Ackerman's Appeal

106 Pa. 1 | Pa. | 1884

Mr. Justice PAXSON

delivered the opinion of the court

The single question here is whether the appellant is entitled to subrogation on the judgment No. 216, April T., 1874. This judgment was given by appellant and W. F. Moser, the decedent, for a portion of unpaid purchase money for certain real *5estate purchased by the obligors jointly, and for which each was to pay one half. The balance due on this judgment at the time of the audit, was $1000 with interest from April 1, 1879. The balance the appellant, Ackerman, had been compelled to pay upon an execution issued against him. He took an assignment from Utt, the holder of the balance due on the judgment, and now claims to be subrogated to the rights of the plaintiff, and to be paid out of the proceeds of the real estate of his co-debtors upon which real estate the said judgment was a first lien at the time of the sale.

The learned judge refused the subrogation upon the ground that Ackerman and Moser were both principal debtors. This was so as between them and the plaintiff in the judgment. But as between themselves, Ackerman was surety for Moser, and paid his share of the joint liability. This clearly appears from the testimony of Ackerman and Dr. Buzzard. It is true the court say's of Ackerman’s testimony, that he was an incompetent witness, and that Buzzard’s testimony was “too vague to be of any value.” But Ackerman was examined not only without objection, but with the consent of appellee’s counsel, and in our view Dr. Buzzard’s testimony is as explicit as language can make it. He said: “I wras present and assisted in the transfer of judgment No. 216, April T., 1874, from the estate of John G. Miller to J. J. Utt, and heard William F. Moser say that the entire balance due on said judgment was for him (Moser) to pay; I also heard Moser say the same the year previous, when I). H. Ackerman paid the balance of his part of said judgment.”

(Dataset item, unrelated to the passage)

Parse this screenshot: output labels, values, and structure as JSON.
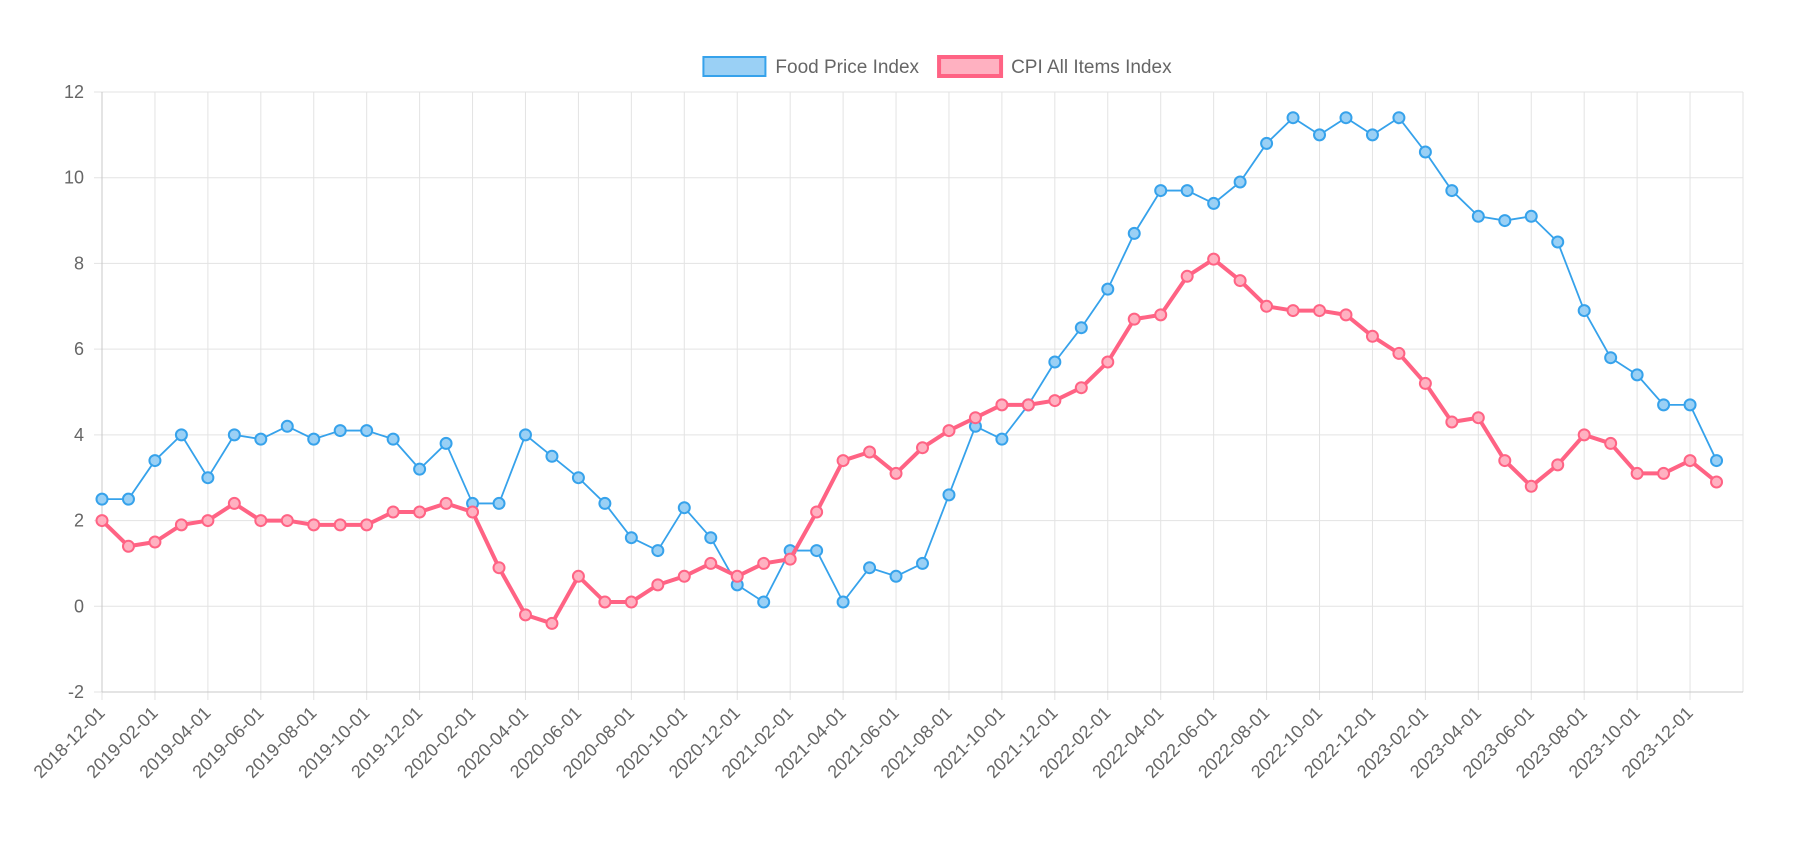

The learned judge was evidently misled by a dictum in Mehaffy v. Share, 2 P. & W., 861, and felt constrained to adopt the view he did by reason of the absence of authority the other way. In McCormick v. Irwin, 11 Casey, 111, it was said by Justice Strong : “The doctrine (subrogation) docs not depend upon privity, nor is it confined to cases of strict suretyship;” and in Cottrell’s Appeal, 11 Harris, 294, by Justice Woodward: “Subrogation is founded on principles of equity and benevolence, and may be decreed when no contract or privity of any kind exists between the parties. Wherever one not a mere volunteer discharges the debt of another, ho is entitled to all the remedies which the creditor possesses against the debtor.” And in Mosier’s Appeal, 6 P. F. S., 76, where a junior judgment creditor, believing the land would be sacrificed, after the execution plaintiffs had refused to assign their judgment to him on payment, paid the executions to the sheriff, and satisfaction was entered; no other liens having intervened, he was subrogated to the rights of the execution plaintiffs, and the satisfaction cancelled.

*6While the ruling of these cases is perhaps broad enough to control the present one, we are not obliged to say so, as we have direct authority upon the point. In Gearhart v. Jordan, 1 Jones, 325, it was held that “ the rule embraces purchasers in common, of an estate bound by a joint lien; as between themselves, the purpart of each is liable to contribute only its proportion of the common burden, and beyond this, is to be regarded simply the surety of the remaining purparts. In this respect they are to be treated as the several estates of joint debtors, one being surety of the other; and if the purpart of one is called upon to pay more than its due proportion, the tenant, or his lien creditors, upon the principle settled in Fleming v. Beaver, 2 R., 128; Croft v. Moore, 9 Watts, 451, and Neff v. Miller, 8 Barr., 347, is entitled to stand in the place of the satisfied creditor, to the extent of the excess which ought to have been paid out of the other shares.” Gearhart v. Jordan was recognized in the late case of Watson’s Appeal, 9 Norris, 426, where it was said by Mercur, J.: “as between two mortgagors of land held by them as tenants in common, and third persons, each mortgagor is liable for the whole sum secured by the mortgage; but as between themselves each is liable for one half only. As to the other half each is surety for the other.”

Such is the case here. As between Ackerman and Moser, Ackerman was security for Moser’s share, and having been compelled to pay it, is entitled to the benefit of the judgment to that extent.

The decree is reversed at the costs of the appellee, and it is ordered that distribution be made as reported by the auditor.